Thursday, 8 November 2012

Six Ways To Have Fun With Business Intelligence …!

Are you having fun? Should you be? Could you be? Should work be fun? What about study, exercise, or politics; should they be? This post thinks they should and I agree, so I thought I should see if it can apply to Business Intelligence (BI). 
Here are six ideas:

Be Inquisitive
Indulge yourself in your data a little: roll your sleeves up, start digging and see what you find! Justify the time away from what you should have been doing by not just finding something interesting but acting on it.

Build a Balanced Team

One thing that is sure to drain not only fun but sanity is spending time fire fighting when things go wrong on a BI project. Ensure that you have experience in your team, so that you can head off the fires before they start through good planning. NB experience in this case means not length of time served but track record! Mix this with more junior role for enthusiasm, cost and avoiding ego clashes. 

Choose a Fun Tool 

There is a new breed of tools available that are not only easier for end users to use but also easy for the project team to deliver. BI has been around for getting on for 20 years and the new breed of tools package up a lot of the best practice within the product. Talk to DSCallards, we can make recommendations.
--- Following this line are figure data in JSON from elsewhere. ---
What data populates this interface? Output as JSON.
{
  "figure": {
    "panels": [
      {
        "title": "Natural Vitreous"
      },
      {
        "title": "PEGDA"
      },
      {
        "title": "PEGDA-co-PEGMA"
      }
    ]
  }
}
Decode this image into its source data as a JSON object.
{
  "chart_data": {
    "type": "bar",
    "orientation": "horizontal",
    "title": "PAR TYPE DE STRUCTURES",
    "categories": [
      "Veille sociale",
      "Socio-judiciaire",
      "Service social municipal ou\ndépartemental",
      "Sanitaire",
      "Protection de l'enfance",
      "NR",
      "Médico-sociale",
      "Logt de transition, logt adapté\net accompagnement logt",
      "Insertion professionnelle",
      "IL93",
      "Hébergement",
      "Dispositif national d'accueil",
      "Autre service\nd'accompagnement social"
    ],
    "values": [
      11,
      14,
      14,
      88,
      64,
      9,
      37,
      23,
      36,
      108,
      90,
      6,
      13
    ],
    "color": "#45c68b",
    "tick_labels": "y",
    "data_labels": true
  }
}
Set High Long Term and Realistic Short Term Expectations With Stakeholders

BI is more of a journey than a destination; help stakeholders understand there are bumps along the way that are best dealt with working together.

Deliver Content in Beta

The speed will please stakeholders without the pressure of guarantees. If they're happy with you, that's fun. Google does it with apps they roll out to millions.

Show Your Colleagues What You're Working On

BI is often very visual so easy to explain, your colleagues will enjoy the fact they've understood it, learnt something and that you've thought them a worthy audience, which is fun. The majority of the time they'll give you useful feedback just by them having a different perspective.